This statement was published in response to the May 20, 2021 release of jobs numbers by the Bureau of Labor Statistics. For the most up-to-date data please visit TCF’s comprehensive UI data dashboard here.


Today’s Labor Department report comes after a watershed week in the nation’s response to the pandemic unemployment crisis. On the one hand, layoffs have fallen dramatically as new claims for jobless benefits reached a pandemic low of 550,000 NSA (455,000 state and 95,000 PUA), and are now down 48 percent since the beginning of the year. On the other hand, a revolt by 22 Republican governors has set the stage for the unraveling of support for Americans still relying on unemployment aid.

There are now 22 states that have made the unprecedented decision to pull out early from the $300 pandemic unemployment benefits, money that was provided entirely by the federal government, at no cost to state coffers. Nineteen of these states, including most recently Texas and New Hampshire, have also signaled that they will end the PUA and PEUC programs. As a result, as many as 3.6 million of the 15.9 million workers currently on benefits (nearly 1 in 4 on benefits) will lose aid as early as June 12—a trend that will have significant negative impacts on families and the U.S. economy

The ostensible rationale for these punitive actions is a concern about workers’ hesitance to accept jobs. But today’s data indicates that unemployment aid is not keeping workers on the sidelines. The number of workers filing ongoing claims for state benefits has plummeted to 3.68 million NSA, down 36 percent from when the $300 was reinstated at the beginning of the year. PEUC and PUA benefits fell to their lowest levels in three months, dropping by more than two million since March 6. PUA ticked down by 678,000 to 6.6 million and PEUC dropped by 150,000 to 5.1 million—as even those workers with the greatest barriers are finding work.
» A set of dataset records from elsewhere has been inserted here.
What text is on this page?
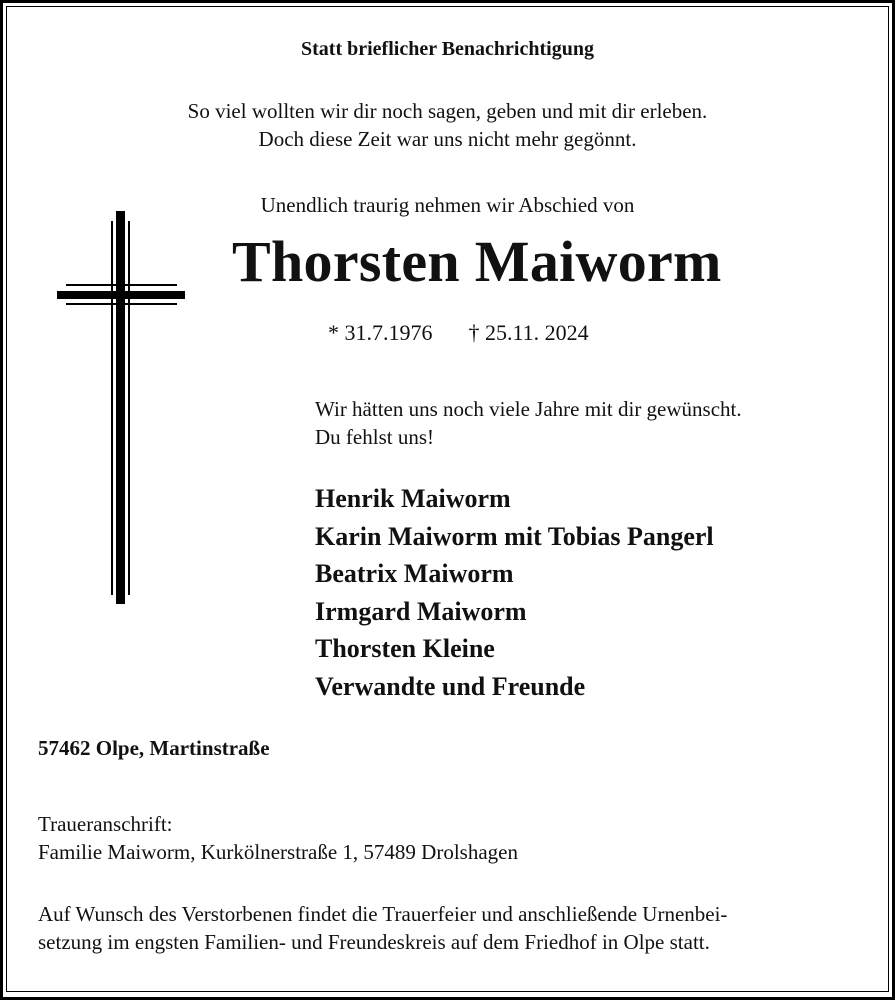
Statt brieflicher Benachrichtigung
So viel wollten wir dir noch sagen, geben und mit dir erleben.
Doch diese Zeit war uns nicht mehr gegönnt.
Unendlich traurig nehmen wir Abschied von
Thorsten Maiworm
* 31.7.1976 † 25.11. 2024
Wir hätten uns noch viele Jahre mit dir gewünscht.
Du fehlst uns!
Henrik Maiworm
Karin Maiworm mit Tobias Pangerl
Beatrix Maiworm
Irmgard Maiworm
Thorsten Kleine
Verwandte und Freunde
57462 Olpe, Martinstraße
Traueranschrift:
Familie Maiworm, Kurkölnerstraße 1, 57489 Drolshagen
Auf Wunsch des Verstorbenen findet die Trauerfeier und anschließende Urnenbei-
setzung im engsten Familien- und Freundeskreis auf dem Friedhof in Olpe statt.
In other words, emergency unemployment aid is doing what it is meant to do: serving as a temporary lifeline while workers search for and return to work.

After more than a year of the pandemic, the U.S. labor market is steadily returning to normal, with programs like unemployment benefits having played a major role in preventing poverty among the jobless. But rather than allowing workers a chance to receive critical aid until jobs have more widely returned, policymakers have left the unemployed fully on their own, creating bigger gaps between the haves and have-nots.